The present moment is the doorway to awareness and to other faculties of consciousness. Among these are intuition, intention, dreaming and heart-knowing. All humans have these faculties, and when we activate them we come into the full spectrum of consciousness. Through this we can experience a richer, deeper relationship with Mother Earth, one of respect for all Life.
Our culture is dominated by ‘dead-matter thinking’. Dead-matter thinking means we look at objects as devoid of life, spirit and consciousness, so it doesn’t matter how we treat them. They’re disposable. But when we treat the things around us with respect, we treat ourselves with respect.
One of the insights of many indigenous elders is that all energy has consciousness. All things are sacred: all things are part of the whole. Even trash is sacred. When we realize that all energy has consciousness – when this becomes real for us – our relationship with the Earth and with our Self expands. It comes into wholeness.
This shift in the collective consciousness is needed in order to heal.
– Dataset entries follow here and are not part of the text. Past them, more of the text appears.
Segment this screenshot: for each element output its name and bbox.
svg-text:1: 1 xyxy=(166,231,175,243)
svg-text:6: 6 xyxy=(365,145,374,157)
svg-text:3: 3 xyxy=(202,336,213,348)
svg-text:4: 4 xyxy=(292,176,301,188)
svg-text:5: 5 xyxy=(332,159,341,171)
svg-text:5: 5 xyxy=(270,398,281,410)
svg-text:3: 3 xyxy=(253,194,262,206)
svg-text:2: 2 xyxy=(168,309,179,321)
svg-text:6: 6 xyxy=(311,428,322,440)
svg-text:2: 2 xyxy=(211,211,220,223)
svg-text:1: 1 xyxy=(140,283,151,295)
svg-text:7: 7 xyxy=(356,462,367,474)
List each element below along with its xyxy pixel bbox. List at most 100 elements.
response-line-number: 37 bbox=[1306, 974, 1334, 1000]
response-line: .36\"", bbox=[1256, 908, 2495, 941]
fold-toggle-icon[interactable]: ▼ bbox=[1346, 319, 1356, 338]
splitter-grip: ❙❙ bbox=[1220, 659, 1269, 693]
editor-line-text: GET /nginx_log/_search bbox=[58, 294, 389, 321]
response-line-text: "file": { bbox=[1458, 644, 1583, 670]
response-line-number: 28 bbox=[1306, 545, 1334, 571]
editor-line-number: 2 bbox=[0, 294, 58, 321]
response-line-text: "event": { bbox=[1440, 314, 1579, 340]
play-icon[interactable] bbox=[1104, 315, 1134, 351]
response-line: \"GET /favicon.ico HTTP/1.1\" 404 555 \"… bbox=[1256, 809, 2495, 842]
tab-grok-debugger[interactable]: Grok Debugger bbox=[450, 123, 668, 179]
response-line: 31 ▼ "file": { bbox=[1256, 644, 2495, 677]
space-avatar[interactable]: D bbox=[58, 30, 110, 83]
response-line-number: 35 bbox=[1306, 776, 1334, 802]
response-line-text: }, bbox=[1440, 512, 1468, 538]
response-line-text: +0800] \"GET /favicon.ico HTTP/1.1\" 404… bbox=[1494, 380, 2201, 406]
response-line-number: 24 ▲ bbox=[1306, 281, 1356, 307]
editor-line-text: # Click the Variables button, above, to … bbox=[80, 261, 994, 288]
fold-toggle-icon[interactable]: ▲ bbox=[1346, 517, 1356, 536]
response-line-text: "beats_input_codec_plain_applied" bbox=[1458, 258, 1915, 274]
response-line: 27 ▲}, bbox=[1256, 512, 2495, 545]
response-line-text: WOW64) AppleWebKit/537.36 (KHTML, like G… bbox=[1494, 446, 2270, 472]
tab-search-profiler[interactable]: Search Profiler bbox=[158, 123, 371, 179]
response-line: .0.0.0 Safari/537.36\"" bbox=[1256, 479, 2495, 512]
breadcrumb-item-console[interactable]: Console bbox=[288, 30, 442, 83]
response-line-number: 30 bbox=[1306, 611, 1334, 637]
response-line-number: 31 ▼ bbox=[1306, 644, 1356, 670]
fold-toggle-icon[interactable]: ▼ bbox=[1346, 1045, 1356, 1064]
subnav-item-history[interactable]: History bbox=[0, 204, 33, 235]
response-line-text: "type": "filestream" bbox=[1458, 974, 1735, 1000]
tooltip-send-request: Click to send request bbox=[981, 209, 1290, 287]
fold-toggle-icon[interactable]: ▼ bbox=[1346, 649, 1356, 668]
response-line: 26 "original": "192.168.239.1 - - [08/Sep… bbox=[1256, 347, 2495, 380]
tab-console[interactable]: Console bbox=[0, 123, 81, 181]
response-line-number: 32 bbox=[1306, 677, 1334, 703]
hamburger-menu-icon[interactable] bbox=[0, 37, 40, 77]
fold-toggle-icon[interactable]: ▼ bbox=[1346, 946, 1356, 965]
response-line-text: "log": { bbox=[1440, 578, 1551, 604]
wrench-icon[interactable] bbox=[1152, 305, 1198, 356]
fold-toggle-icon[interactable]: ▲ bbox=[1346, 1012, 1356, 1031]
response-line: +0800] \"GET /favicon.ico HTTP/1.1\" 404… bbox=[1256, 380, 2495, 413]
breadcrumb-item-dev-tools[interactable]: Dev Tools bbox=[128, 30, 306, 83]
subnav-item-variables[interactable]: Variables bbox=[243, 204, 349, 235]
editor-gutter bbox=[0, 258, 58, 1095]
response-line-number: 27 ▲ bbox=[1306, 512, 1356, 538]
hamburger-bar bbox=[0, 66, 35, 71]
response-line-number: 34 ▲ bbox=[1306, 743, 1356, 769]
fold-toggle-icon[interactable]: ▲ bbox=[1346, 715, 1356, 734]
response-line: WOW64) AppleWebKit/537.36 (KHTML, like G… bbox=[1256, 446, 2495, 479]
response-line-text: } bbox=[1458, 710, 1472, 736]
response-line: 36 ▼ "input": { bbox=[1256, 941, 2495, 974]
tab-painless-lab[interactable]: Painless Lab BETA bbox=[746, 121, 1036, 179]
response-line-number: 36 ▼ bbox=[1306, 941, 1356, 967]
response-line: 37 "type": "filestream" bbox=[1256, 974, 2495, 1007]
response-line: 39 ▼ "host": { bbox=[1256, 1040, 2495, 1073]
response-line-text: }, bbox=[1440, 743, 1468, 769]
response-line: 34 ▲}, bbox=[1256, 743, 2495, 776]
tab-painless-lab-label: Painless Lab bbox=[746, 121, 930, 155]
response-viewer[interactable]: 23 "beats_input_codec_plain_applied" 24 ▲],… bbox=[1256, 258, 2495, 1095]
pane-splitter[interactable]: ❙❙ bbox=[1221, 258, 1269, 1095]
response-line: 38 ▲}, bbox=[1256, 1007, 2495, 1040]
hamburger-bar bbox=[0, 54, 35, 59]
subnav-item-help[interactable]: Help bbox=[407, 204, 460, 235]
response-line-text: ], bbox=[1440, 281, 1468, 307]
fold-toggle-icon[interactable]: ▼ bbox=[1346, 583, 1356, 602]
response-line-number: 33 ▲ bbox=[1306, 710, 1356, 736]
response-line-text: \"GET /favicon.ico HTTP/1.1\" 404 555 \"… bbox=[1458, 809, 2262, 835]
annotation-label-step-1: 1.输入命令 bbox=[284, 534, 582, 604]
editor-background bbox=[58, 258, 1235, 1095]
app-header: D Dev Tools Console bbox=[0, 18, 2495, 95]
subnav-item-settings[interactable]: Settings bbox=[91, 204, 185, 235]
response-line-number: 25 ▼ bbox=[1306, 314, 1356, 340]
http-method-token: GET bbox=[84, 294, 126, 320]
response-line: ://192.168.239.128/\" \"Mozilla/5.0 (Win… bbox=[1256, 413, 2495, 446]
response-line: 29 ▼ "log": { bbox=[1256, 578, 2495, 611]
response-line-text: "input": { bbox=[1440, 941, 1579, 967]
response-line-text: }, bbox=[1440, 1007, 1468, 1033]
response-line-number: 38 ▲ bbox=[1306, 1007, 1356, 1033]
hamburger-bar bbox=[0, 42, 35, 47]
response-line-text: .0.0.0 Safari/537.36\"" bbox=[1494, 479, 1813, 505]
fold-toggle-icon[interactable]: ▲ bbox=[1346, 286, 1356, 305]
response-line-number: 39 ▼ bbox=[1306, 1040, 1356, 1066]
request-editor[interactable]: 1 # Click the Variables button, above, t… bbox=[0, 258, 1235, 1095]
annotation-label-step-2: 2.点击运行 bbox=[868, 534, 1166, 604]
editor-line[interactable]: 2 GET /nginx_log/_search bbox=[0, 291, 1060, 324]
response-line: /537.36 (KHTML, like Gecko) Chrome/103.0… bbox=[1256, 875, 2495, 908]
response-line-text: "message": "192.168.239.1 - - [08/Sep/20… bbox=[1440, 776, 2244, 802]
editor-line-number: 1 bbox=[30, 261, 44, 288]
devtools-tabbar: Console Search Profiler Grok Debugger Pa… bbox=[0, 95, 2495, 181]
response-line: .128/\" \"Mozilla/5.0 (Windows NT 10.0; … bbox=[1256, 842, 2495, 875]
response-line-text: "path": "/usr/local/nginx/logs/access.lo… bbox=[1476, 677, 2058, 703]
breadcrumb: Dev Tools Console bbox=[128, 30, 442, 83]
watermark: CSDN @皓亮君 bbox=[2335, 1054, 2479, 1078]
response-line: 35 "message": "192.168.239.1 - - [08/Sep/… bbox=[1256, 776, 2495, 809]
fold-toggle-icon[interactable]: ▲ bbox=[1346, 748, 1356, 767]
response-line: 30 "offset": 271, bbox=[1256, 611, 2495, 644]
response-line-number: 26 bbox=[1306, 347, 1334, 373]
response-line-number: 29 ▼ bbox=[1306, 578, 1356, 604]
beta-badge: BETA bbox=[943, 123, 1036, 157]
It is a step forward in our collective evolution, one that we are called to make every day, for every day is an Earth Day.
A practice for Earth Day.
You can deepen relationship with the Earth anywhere, though it may help to be in Nature, and relatively undisturbed Nature if possible. Simply going for a walk in the woods or sitting in silence, deeply listening are ways to honour the relationship. The following is one practice I have used to commune with the Earth.
In this practice find a spot – preferably where you won’t be disturbed. Lie face down on the Earth. Become present: open your sense-perceptions – smell and touch the Earth. Open up and let the planet fill your awareness. Be present, and let the Earth’s presence come into you.
When you are ready, begin to speak with the Earth. Thank her for all that she provides: food, shelter, clothing, tools and even your body. Open to any subtle teaching or healing she may offer. (You may need to slow down enough to deeply listen.) You may also like to ask for the support you need in the time to come. Then make whatever commitment you’re ready to make to heal our relationship with her. And there may be some actions you want to commit to regularly to strengthen your relationship with her.
To complete you may like to offer her a kiss and carry this Earth connection back into the rest of your day.
Wishing you well with this and other practices.